Dogs can catch this highly contagious condition at any time of year. It used to be called kennel cough, because dogs often came down with it after being in a kennel environment, but it doesn’t just occur after they have been on holiday. Research shows that most dogs will contract canine cough at some point in their lives.
The main strains are bordetella and parainfluenza, and these cause a dry hacking cough that sounds like the dog is trying to bring up something caught in his throat. Thankfully, these two components are included in most vaccinations. While your dog may still contract canine cough, his symptoms will be far less severe.
Owners who consult us often describe some or all of these symptoms in dogs presenting with canine cough: Retching, as though trying to bring something up Coughing
Puppies, senior dogs and those with existing health problems are more predisposed to contracting canine cough. And dogs with compromised respiratory systems, such as pugs and bulldogs, will be worse off if they do become infected.
Surprisingly, most infected dogs still eat, drink and play normally. The cough usually goes away of its own accord, but if you’re concerned that it’s not clearing up, take your dog to a vet, who may prescribe some medication to relieve the symptoms.
This is a particularly nasty disease that can have a devastating effect on our furry friends. A number of different viruses are responsible for cat flu, but the most common are calicivirus and herpesvirus, both of which can result in severe respiratory problems.
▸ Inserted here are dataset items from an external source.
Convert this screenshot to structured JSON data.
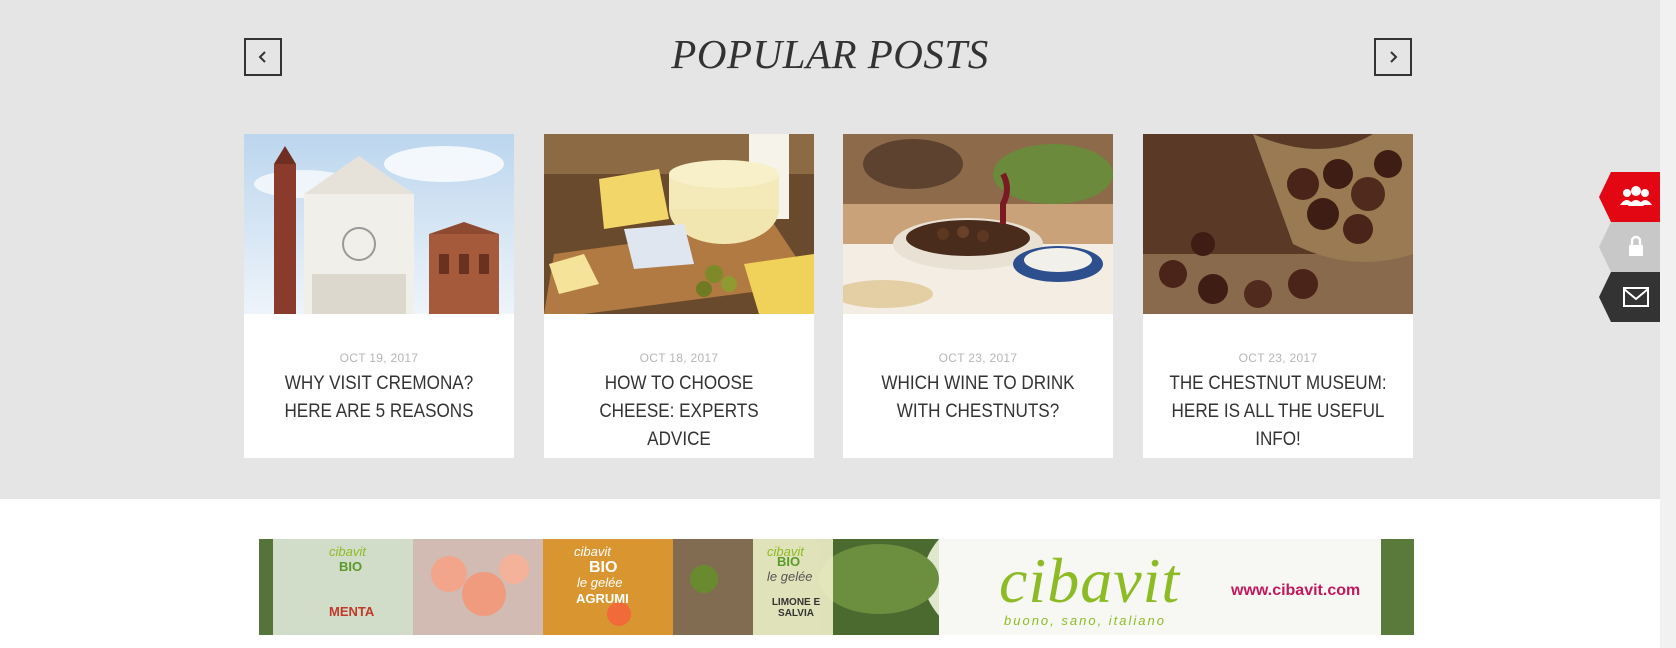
{
  "popular": {
    "title": "POPULAR POSTS",
    "posts": [
      {
        "date": "OCT 19, 2017",
        "title": "WHY VISIT CREMONA? HERE ARE 5 REASONS"
      },
      {
        "date": "OCT 18, 2017",
        "title": "HOW TO CHOOSE CHEESE: EXPERTS ADVICE"
      },
      {
        "date": "OCT 23, 2017",
        "title": "WHICH WINE TO DRINK WITH CHESTNUTS?"
      },
      {
        "date": "OCT 23, 2017",
        "title": "THE CHESTNUT MUSEUM: HERE IS ALL THE USEFUL INFO!"
      }
    ]
  },
  "side_tabs": [
    {
      "icon": "users-icon",
      "color": "#e30613"
    },
    {
      "icon": "lock-icon",
      "color": "#c8c8c8"
    },
    {
      "icon": "envelope-icon",
      "color": "#333333"
    }
  ],
  "banner": {
    "brand": "cibavit",
    "tagline": "buono, sano, italiano",
    "url": "www.cibavit.com",
    "jars": [
      {
        "brand": "cibavit",
        "type": "BIO",
        "label": "MENTA"
      },
      {
        "brand": "cibavit",
        "type": "BIO",
        "sub": "le gelée",
        "label": "AGRUMI"
      },
      {
        "brand": "cibavit",
        "type": "BIO",
        "sub": "le gelée",
        "label": "LIMONE E SALVIA"
      }
    ]
  },
  "colors": {
    "section_bg": "#e5e5e5",
    "accent_red": "#e30613",
    "brand_green": "#8dbb25",
    "brand_pink": "#c2185b"
  }
}
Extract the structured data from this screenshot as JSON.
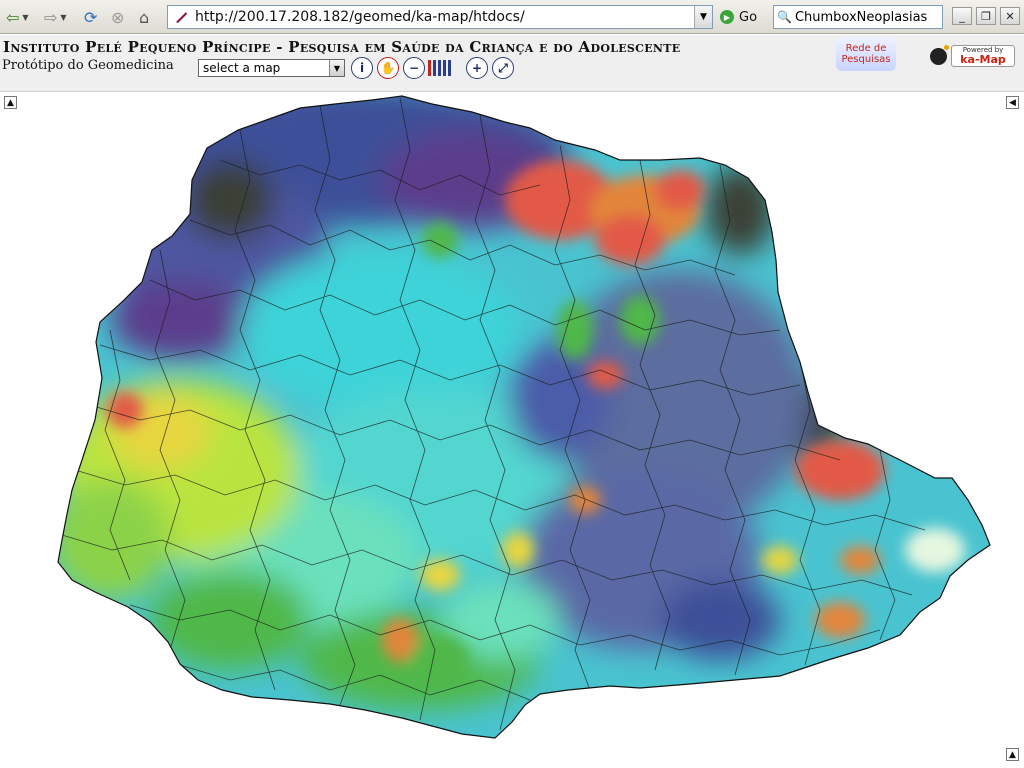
{
  "browser": {
    "url": "http://200.17.208.182/geomed/ka-map/htdocs/",
    "go_label": "Go",
    "search_value": "ChumboxNeoplasias",
    "buttons": [
      "back-icon",
      "forward-icon",
      "reload-icon",
      "stop-icon",
      "home-icon"
    ]
  },
  "header": {
    "title": "Instituto Pelé Pequeno Príncipe - Pesquisa em Saúde da Criança e do Adolescente",
    "subtitle": "Protótipo do Geomedicina",
    "map_select": "select a map",
    "logo_rede_line1": "Rede de",
    "logo_rede_line2": "Pesquisas",
    "powered_by": "Powered by",
    "kamap": "ka-Map"
  },
  "toolbar": {
    "tools": [
      "info-icon",
      "pan-icon",
      "zoom-out-icon",
      "zoom-level-icon",
      "zoom-in-icon",
      "zoom-extent-icon"
    ]
  },
  "map": {
    "colors": {
      "dark_blue": "#3d4f98",
      "slate": "#5b6d9f",
      "purple": "#5c3c8c",
      "cyan": "#3ed3d8",
      "mint": "#6be0bc",
      "green": "#4fb84a",
      "lime": "#b9e43f",
      "yellow": "#e7d640",
      "orange": "#e2853b",
      "red": "#e25a47",
      "dark": "#3a3f34"
    }
  }
}
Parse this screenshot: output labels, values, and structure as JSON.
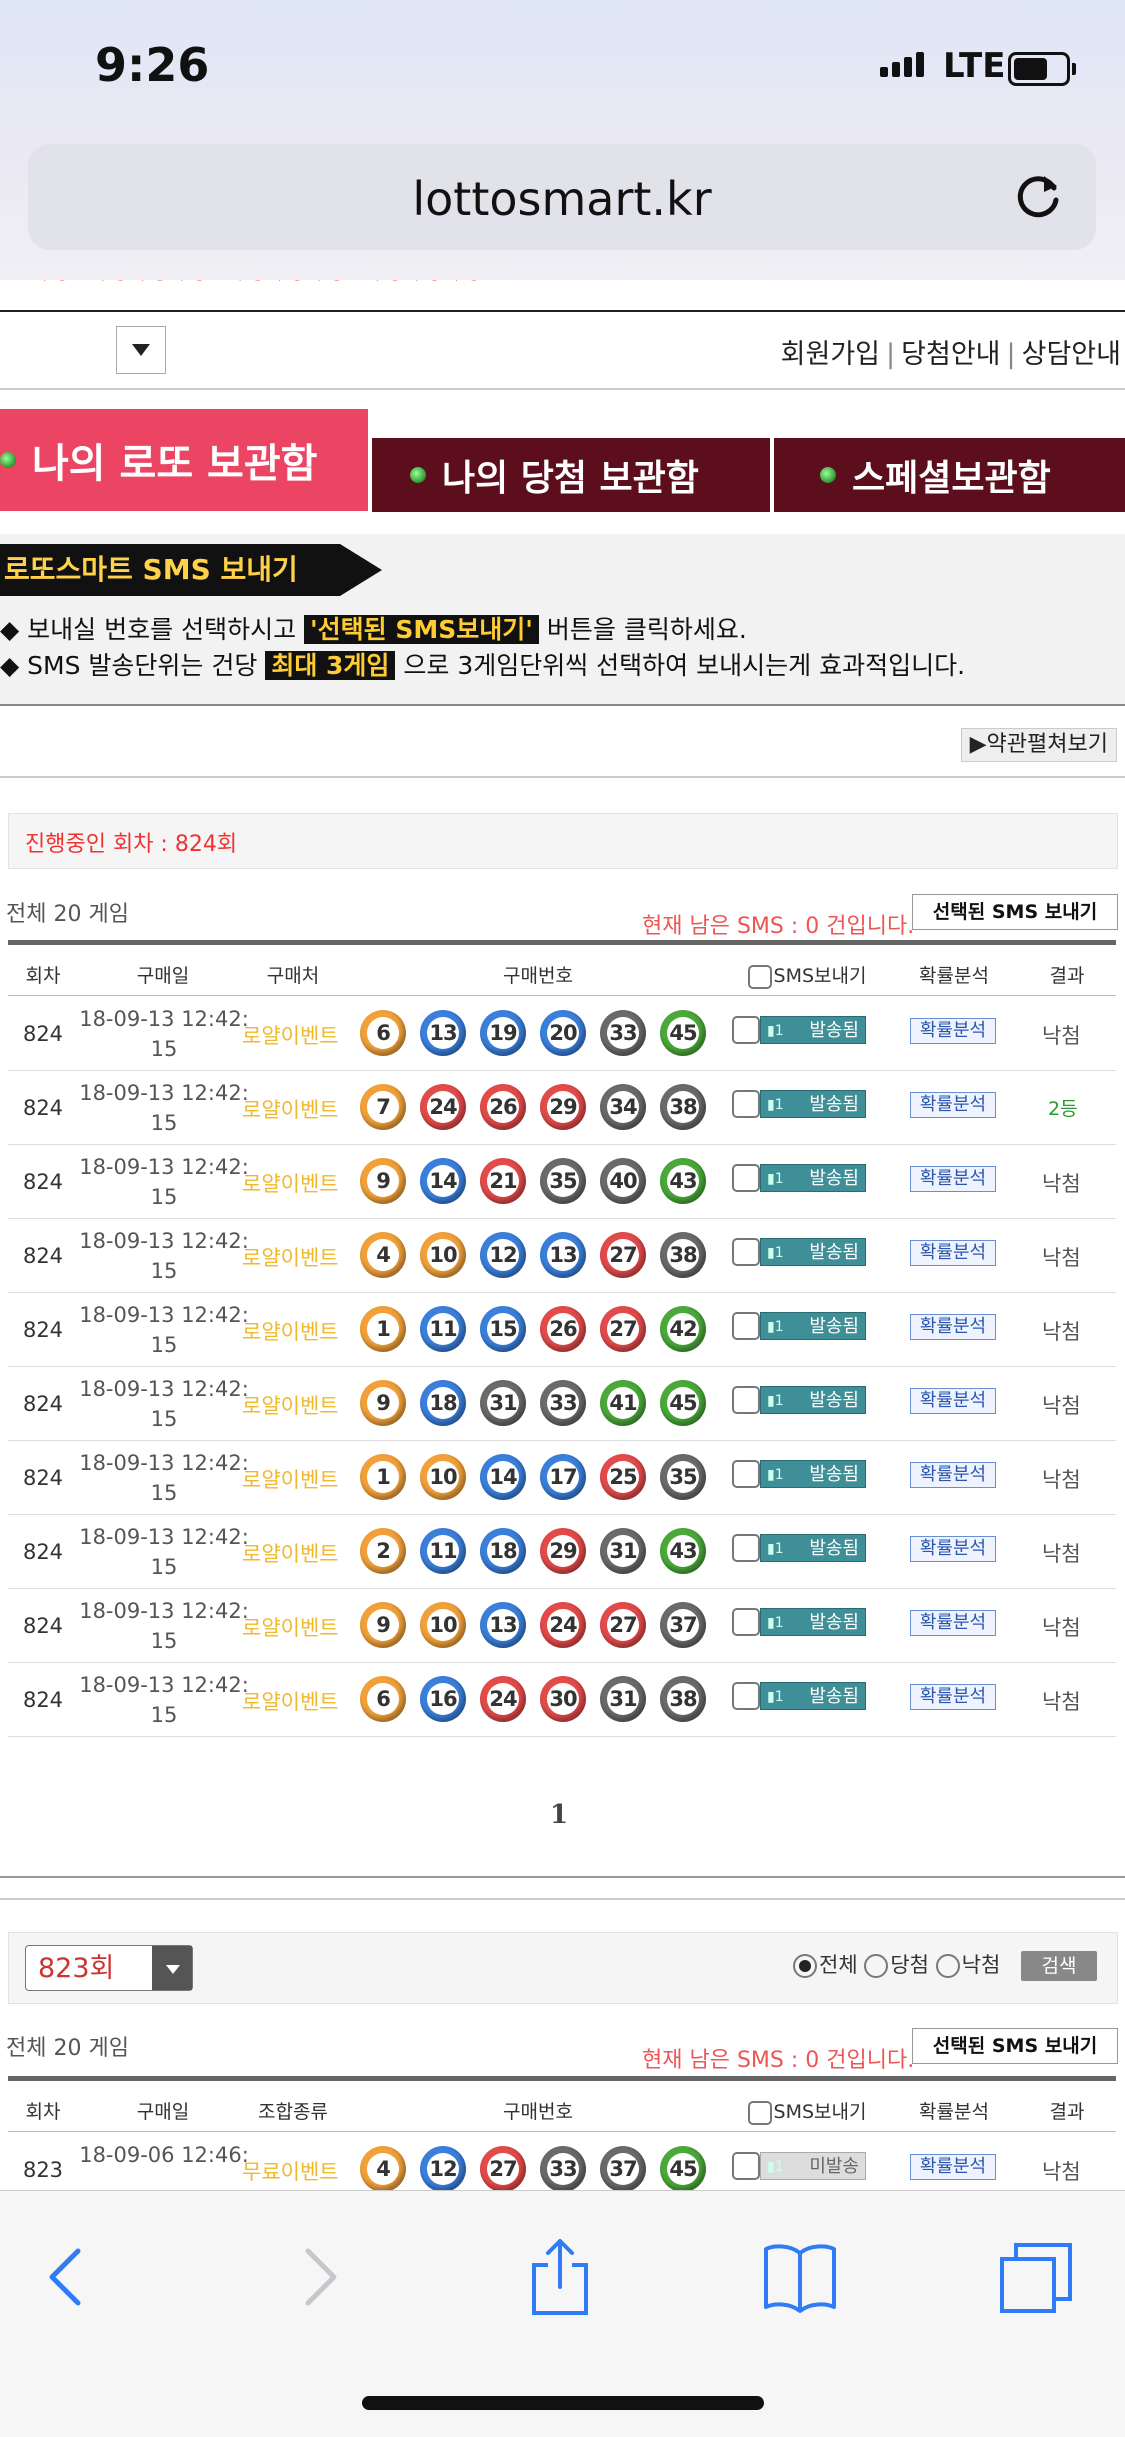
{
  "status_bar": {
    "time": "9:26",
    "network": "LTE"
  },
  "browser": {
    "url": "lottosmart.kr"
  },
  "top_links": [
    "회원가입",
    "당첨안내",
    "상담안내"
  ],
  "tabs": [
    {
      "label": "나의 로또 보관함"
    },
    {
      "label": "나의 당첨 보관함"
    },
    {
      "label": "스페셜보관함"
    }
  ],
  "sms_section": {
    "title": "로또스마트 SMS 보내기",
    "notice1_a": "◆ 보내실 번호를 선택하시고 ",
    "notice1_hl": "'선택된 SMS보내기'",
    "notice1_b": " 버튼을 클릭하세요.",
    "notice2_a": "◆ SMS 발송단위는 건당 ",
    "notice2_hl": "최대 3게임",
    "notice2_b": " 으로 3게임단위씩 선택하여 보내시는게 효과적입니다.",
    "terms_button": "▶약관펼쳐보기"
  },
  "current_round": "진행중인 회차 : 824회",
  "section1": {
    "total": "전체 20 게임",
    "remaining": "현재 남은 SMS : 0 건입니다.",
    "send_button": "선택된 SMS 보내기",
    "headers": {
      "round": "회차",
      "date": "구매일",
      "shop": "구매처",
      "numbers": "구매번호",
      "sms": "SMS보내기",
      "prob": "확률분석",
      "result": "결과"
    },
    "rows": [
      {
        "round": "824",
        "date": "18-09-13 12:42:",
        "time": "15",
        "shop": "로얄이벤트",
        "numbers": [
          6,
          13,
          19,
          20,
          33,
          45
        ],
        "status": "발송됨",
        "prob": "확률분석",
        "result": "낙첨"
      },
      {
        "round": "824",
        "date": "18-09-13 12:42:",
        "time": "15",
        "shop": "로얄이벤트",
        "numbers": [
          7,
          24,
          26,
          29,
          34,
          38
        ],
        "status": "발송됨",
        "prob": "확률분석",
        "result": "2등"
      },
      {
        "round": "824",
        "date": "18-09-13 12:42:",
        "time": "15",
        "shop": "로얄이벤트",
        "numbers": [
          9,
          14,
          21,
          35,
          40,
          43
        ],
        "status": "발송됨",
        "prob": "확률분석",
        "result": "낙첨"
      },
      {
        "round": "824",
        "date": "18-09-13 12:42:",
        "time": "15",
        "shop": "로얄이벤트",
        "numbers": [
          4,
          10,
          12,
          13,
          27,
          38
        ],
        "status": "발송됨",
        "prob": "확률분석",
        "result": "낙첨"
      },
      {
        "round": "824",
        "date": "18-09-13 12:42:",
        "time": "15",
        "shop": "로얄이벤트",
        "numbers": [
          1,
          11,
          15,
          26,
          27,
          42
        ],
        "status": "발송됨",
        "prob": "확률분석",
        "result": "낙첨"
      },
      {
        "round": "824",
        "date": "18-09-13 12:42:",
        "time": "15",
        "shop": "로얄이벤트",
        "numbers": [
          9,
          18,
          31,
          33,
          41,
          45
        ],
        "status": "발송됨",
        "prob": "확률분석",
        "result": "낙첨"
      },
      {
        "round": "824",
        "date": "18-09-13 12:42:",
        "time": "15",
        "shop": "로얄이벤트",
        "numbers": [
          1,
          10,
          14,
          17,
          25,
          35
        ],
        "status": "발송됨",
        "prob": "확률분석",
        "result": "낙첨"
      },
      {
        "round": "824",
        "date": "18-09-13 12:42:",
        "time": "15",
        "shop": "로얄이벤트",
        "numbers": [
          2,
          11,
          18,
          29,
          31,
          43
        ],
        "status": "발송됨",
        "prob": "확률분석",
        "result": "낙첨"
      },
      {
        "round": "824",
        "date": "18-09-13 12:42:",
        "time": "15",
        "shop": "로얄이벤트",
        "numbers": [
          9,
          10,
          13,
          24,
          27,
          37
        ],
        "status": "발송됨",
        "prob": "확률분석",
        "result": "낙첨"
      },
      {
        "round": "824",
        "date": "18-09-13 12:42:",
        "time": "15",
        "shop": "로얄이벤트",
        "numbers": [
          6,
          16,
          24,
          30,
          31,
          38
        ],
        "status": "발송됨",
        "prob": "확률분석",
        "result": "낙첨"
      }
    ]
  },
  "pagination": {
    "current": "1"
  },
  "filter": {
    "round_select": "823회",
    "radio_all": "전체",
    "radio_win": "당첨",
    "radio_lose": "낙첨",
    "search_button": "검색"
  },
  "section2": {
    "total": "전체 20 게임",
    "remaining": "현재 남은 SMS : 0 건입니다.",
    "send_button": "선택된 SMS 보내기",
    "headers": {
      "round": "회차",
      "date": "구매일",
      "shop": "조합종류",
      "numbers": "구매번호",
      "sms": "SMS보내기",
      "prob": "확률분석",
      "result": "결과"
    },
    "rows": [
      {
        "round": "823",
        "date": "18-09-06 12:46:",
        "time": "",
        "shop": "무료이벤트",
        "numbers": [
          4,
          12,
          27,
          33,
          37,
          45
        ],
        "status": "미발송",
        "prob": "확률분석",
        "result": "낙첨"
      }
    ]
  }
}
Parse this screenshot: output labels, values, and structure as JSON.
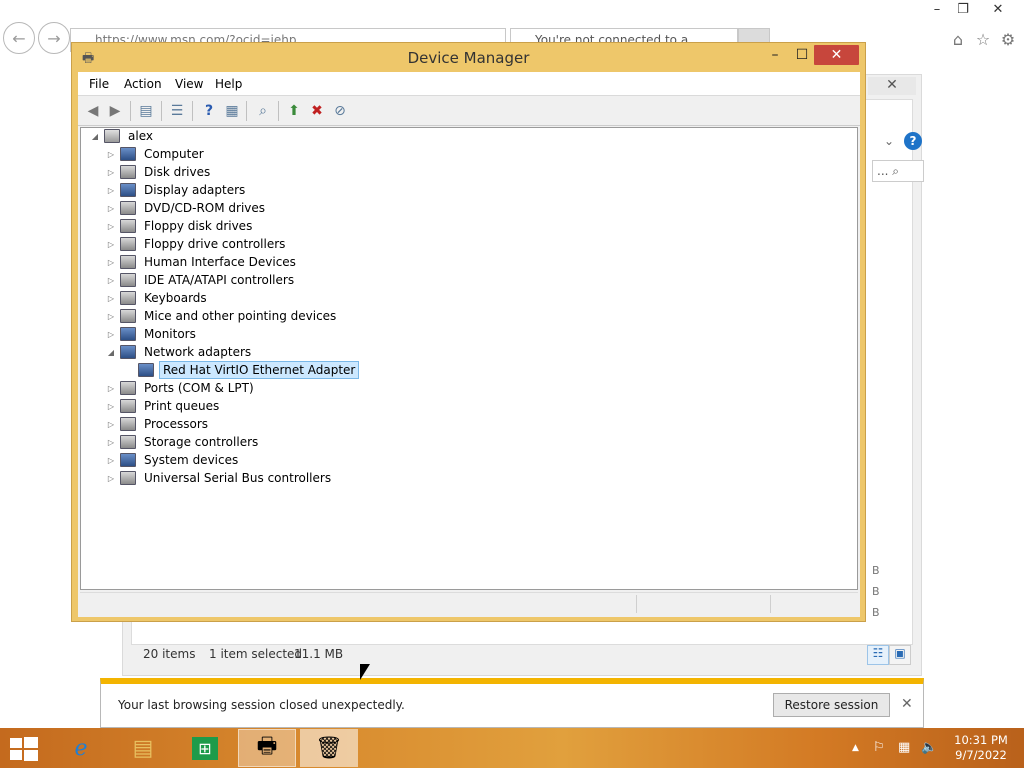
{
  "browser": {
    "address": "https://www.msn.com/?ocid=iehp",
    "tab_title": "You're not connected to a...",
    "window_controls": {
      "minimize": "–",
      "restore": "❐",
      "close": "✕"
    },
    "icons": [
      "home-icon",
      "star-icon",
      "gear-icon"
    ]
  },
  "downloads_panel": {
    "close": "✕",
    "help": "?",
    "search_glyph": "... ⌕",
    "size_labels": [
      "B",
      "B",
      "B"
    ],
    "status": {
      "items": "20 items",
      "selected": "1 item selected",
      "size": "11.1 MB"
    }
  },
  "notification": {
    "message": "Your last browsing session closed unexpectedly.",
    "restore_label": "Restore session",
    "close": "✕"
  },
  "device_manager": {
    "title": "Device Manager",
    "controls": {
      "minimize": "–",
      "maximize": "☐",
      "close": "✕"
    },
    "menu": [
      "File",
      "Action",
      "View",
      "Help"
    ],
    "toolbar": [
      "back-icon",
      "forward-icon",
      "properties-icon",
      "list-icon",
      "help-icon",
      "view-icon",
      "scan-icon",
      "update-driver-icon",
      "uninstall-icon",
      "disable-icon"
    ],
    "tree": {
      "root": "alex",
      "categories": [
        {
          "label": "Computer",
          "icon": "computer-icon"
        },
        {
          "label": "Disk drives",
          "icon": "disk-icon"
        },
        {
          "label": "Display adapters",
          "icon": "display-icon"
        },
        {
          "label": "DVD/CD-ROM drives",
          "icon": "dvd-icon"
        },
        {
          "label": "Floppy disk drives",
          "icon": "floppy-icon"
        },
        {
          "label": "Floppy drive controllers",
          "icon": "controller-icon"
        },
        {
          "label": "Human Interface Devices",
          "icon": "hid-icon"
        },
        {
          "label": "IDE ATA/ATAPI controllers",
          "icon": "ide-icon"
        },
        {
          "label": "Keyboards",
          "icon": "keyboard-icon"
        },
        {
          "label": "Mice and other pointing devices",
          "icon": "mouse-icon"
        },
        {
          "label": "Monitors",
          "icon": "monitor-icon"
        },
        {
          "label": "Network adapters",
          "icon": "network-icon",
          "expanded": true
        },
        {
          "label": "Red Hat VirtIO Ethernet Adapter",
          "icon": "network-adapter-icon",
          "child": true,
          "selected": true
        },
        {
          "label": "Ports (COM & LPT)",
          "icon": "port-icon"
        },
        {
          "label": "Print queues",
          "icon": "printer-icon"
        },
        {
          "label": "Processors",
          "icon": "processor-icon"
        },
        {
          "label": "Storage controllers",
          "icon": "storage-icon"
        },
        {
          "label": "System devices",
          "icon": "system-icon"
        },
        {
          "label": "Universal Serial Bus controllers",
          "icon": "usb-icon"
        }
      ]
    }
  },
  "taskbar": {
    "apps": [
      "internet-explorer-icon",
      "file-explorer-icon",
      "store-icon",
      "device-manager-icon",
      "recycle-icon"
    ],
    "time": "10:31 PM",
    "date": "9/7/2022"
  }
}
Symptoms depend on which virus has caused the infection, but common signs in cats are:
Sneezing and nasal discharge
Discharge from the eyes
Loss of appetite
Ulceration, especially in the mouth
Salivation or drooling
Gingivitis (inflammation of the gums)
did you know?
The most common place for dogs to pick up canine cough is the park. After contracting the disease, it takes three or four days for any of the symptoms to show.